Gradually, Gorman's organs started failing, so he was sedated and put on a ventilator. That lasted for 10 days, of which Gorman remembers nothing.

However, when Gorman was about to be placed on dialysis, his kidneys started to improve, so the doctors held off. Gradually, his other organs also improved, Bernstein reports. "Sooner or later, if you can maintain someone the way we maintained Preston, chances are the immune system will clear the virus," Fauci said.

On April 7, 25 days after being transported to NIH, Gorman was moved from the isolation unit, and two days later, he was released from the hospital and sent home to his parents' house outside Dallas.

Gorman's struggle following the disease

According to Gorman, the two or three years following his recovery were a "fugue state" full of overwhelming sadness, loneliness, and confusion.

Gorman found himself unable to connect with his family, his friends, or his girlfriend.

"I was happy to be alive. But I was now instantly confused," he said. "It was like my sense of security, stability, everything had just been stripped like overnight. Is anyone going to get this?"

Gorman's father, Gene Gorman, said, "We just allowed him his space. When he wanted to talk, he talked … we knew this was a huge healing process, both physically and emotionally."

Gorman said he felt massive pressure to move on with his life. One friend told him, "Hey, dude. Ebola was last year. You need to get over it."

"What I felt was deep, significant, shame," Gorman said. "Like a catastrophic level of shame." It was this shame that ultimately led Gorman to break up with his girlfriend and move out of his parents' house.

According to Gorman, the only people who understood were his coworkers from Sierra Leone. Larry Geller, a retired pediatric nurse who worked with Gorman, said their phone calls together "would frequently be two or three hours. He was kind of in a feedback loop where his frustration and inability to move on was feeding his frustration and inability to move on. He was really in a dark place."

Near the end of 2016, Gorman began seeing a therapist who specializes in trauma, Bernstein reports.

In January 2017, Gorman quit his job and checked himself into a mental health treatment center.
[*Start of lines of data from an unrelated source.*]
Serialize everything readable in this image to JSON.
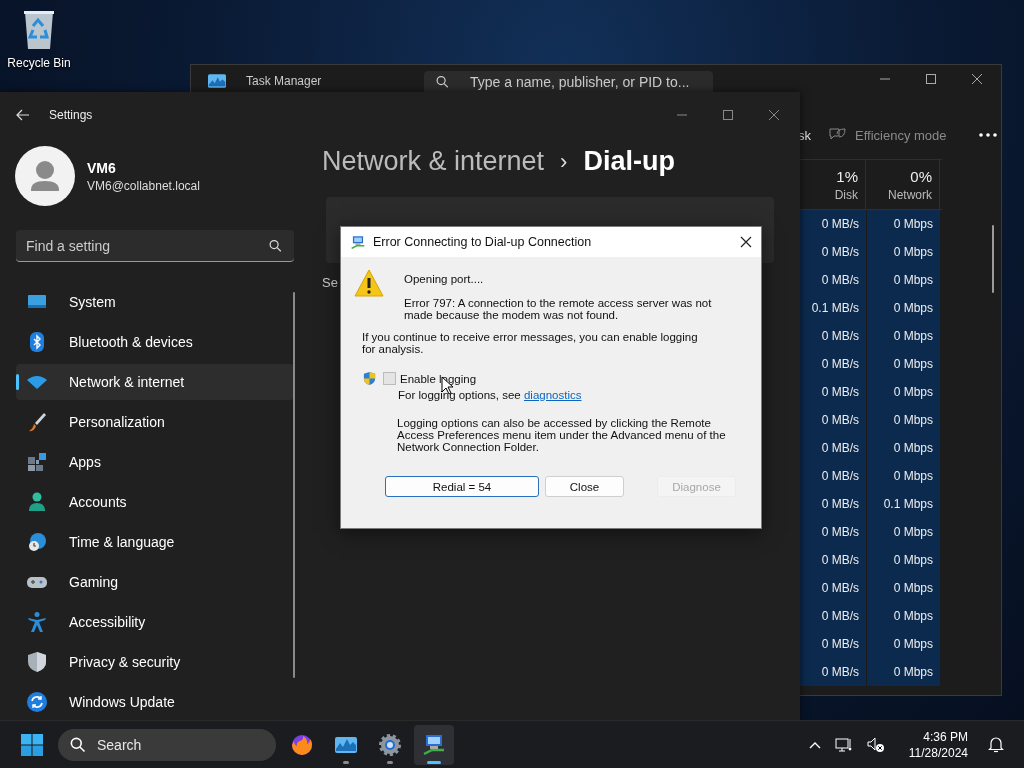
{
  "desktop_icons": [
    {
      "label": "Recycle Bin"
    }
  ],
  "task_manager": {
    "title": "Task Manager",
    "search": {
      "placeholder": "Type a name, publisher, or PID to..."
    },
    "toolbar": [
      {
        "label": "sk"
      },
      {
        "label": "Efficiency mode"
      }
    ],
    "columns": [
      {
        "percent": "1%",
        "label": "Disk"
      },
      {
        "percent": "0%",
        "label": "Network"
      }
    ],
    "rows": [
      {
        "disk": "0 MB/s",
        "network": "0 Mbps"
      },
      {
        "disk": "0 MB/s",
        "network": "0 Mbps"
      },
      {
        "disk": "0 MB/s",
        "network": "0 Mbps"
      },
      {
        "disk": "0.1 MB/s",
        "network": "0 Mbps"
      },
      {
        "disk": "0 MB/s",
        "network": "0 Mbps"
      },
      {
        "disk": "0 MB/s",
        "network": "0 Mbps"
      },
      {
        "disk": "0 MB/s",
        "network": "0 Mbps"
      },
      {
        "disk": "0 MB/s",
        "network": "0 Mbps"
      },
      {
        "disk": "0 MB/s",
        "network": "0 Mbps"
      },
      {
        "disk": "0 MB/s",
        "network": "0 Mbps"
      },
      {
        "disk": "0 MB/s",
        "network": "0.1 Mbps"
      },
      {
        "disk": "0 MB/s",
        "network": "0 Mbps"
      },
      {
        "disk": "0 MB/s",
        "network": "0 Mbps"
      },
      {
        "disk": "0 MB/s",
        "network": "0 Mbps"
      },
      {
        "disk": "0 MB/s",
        "network": "0 Mbps"
      },
      {
        "disk": "0 MB/s",
        "network": "0 Mbps"
      },
      {
        "disk": "0 MB/s",
        "network": "0 Mbps"
      }
    ]
  },
  "settings": {
    "title": "Settings",
    "user": {
      "name": "VM6",
      "email": "VM6@collabnet.local"
    },
    "search": {
      "placeholder": "Find a setting"
    },
    "nav": [
      {
        "label": "System",
        "selected": false
      },
      {
        "label": "Bluetooth & devices",
        "selected": false
      },
      {
        "label": "Network & internet",
        "selected": true
      },
      {
        "label": "Personalization",
        "selected": false
      },
      {
        "label": "Apps",
        "selected": false
      },
      {
        "label": "Accounts",
        "selected": false
      },
      {
        "label": "Time & language",
        "selected": false
      },
      {
        "label": "Gaming",
        "selected": false
      },
      {
        "label": "Accessibility",
        "selected": false
      },
      {
        "label": "Privacy & security",
        "selected": false
      },
      {
        "label": "Windows Update",
        "selected": false
      }
    ],
    "breadcrumb": {
      "parent": "Network & internet",
      "separator": "›",
      "current": "Dial-up"
    },
    "partial_text": "Se"
  },
  "dialog": {
    "title": "Error Connecting to Dial-up Connection",
    "status": "Opening port....",
    "error": "Error 797: A connection to the remote access server was not made because the modem was not found.",
    "info": "If you continue to receive error messages, you can enable logging for analysis.",
    "checkbox": {
      "label": "Enable logging",
      "checked": false
    },
    "hint": "For logging options, see ",
    "link": "diagnostics",
    "note": "Logging options can also be accessed by clicking the Remote Access Preferences menu item under the Advanced menu of the Network Connection Folder.",
    "buttons": [
      {
        "label": "Redial = 54",
        "default": true,
        "disabled": false
      },
      {
        "label": "Close",
        "default": false,
        "disabled": false
      },
      {
        "label": "Diagnose",
        "default": false,
        "disabled": true
      }
    ]
  },
  "taskbar": {
    "search": {
      "placeholder": "Search"
    },
    "apps": [
      {
        "kind": "browser",
        "running": false,
        "active": false
      },
      {
        "kind": "task-manager",
        "running": true,
        "active": false
      },
      {
        "kind": "settings",
        "running": true,
        "active": false
      },
      {
        "kind": "dialup",
        "running": true,
        "active": true
      }
    ],
    "time": "4:36 PM",
    "date": "11/28/2024"
  }
}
Gorman remained at the center for several weeks and began to understand how his trauma had affected both him and his family.

"The family bonds while it happens, and they all feel close and tight," he said. "The individual comes back and goes, 'Well, why am I not a part of this?' And they feel worse and more alone."

The little-discussed side effect of surviving a life-threatening illness

Medical experts today are learning that patients who survive a life-threatening illness like Ebola can develop PTSD or post-intensive care syndrome, Bernstein reports.

But the U.S. health system has yet to figure out how to support and care for those patients once they are released from the hospital.

Natasha Tobias-White, an intensive care nurse who worked with Gorman in Sierra Leone, said, "We're not very good, even in this country, at figuring that all out and giving people that support."

In 2017, Gorman visited NIH and handed out copies of "The Body Keeps the Score," which Bernstein writes is "a highly regarded book on recovering from trauma."

"I said, 'You need to know for your patients, when they come in here, if they have something as serious as I did, this is what can happen. And you've got to prepare your patients, and you've got to prepare your families for this,'" Gorman said.

Today, Gorman continues to see his therapist and is attending a new faith-based program aimed at helping people change. While he has not yet reconnected with his family, he's found a job he enjoys at the University of Texas with a supportive boss.

While he still has his struggles, Gorman said he's starting to feel joy and hope again. "It forced me to dig deep, find out who I really was, and rely on God's direction in the healing process that is still ongoing to this day," he said. "There were many mistakes and dark moments. But a journey that, I hope, in the end will be worth it" (Bernstein, Washington Post, 12/27/19).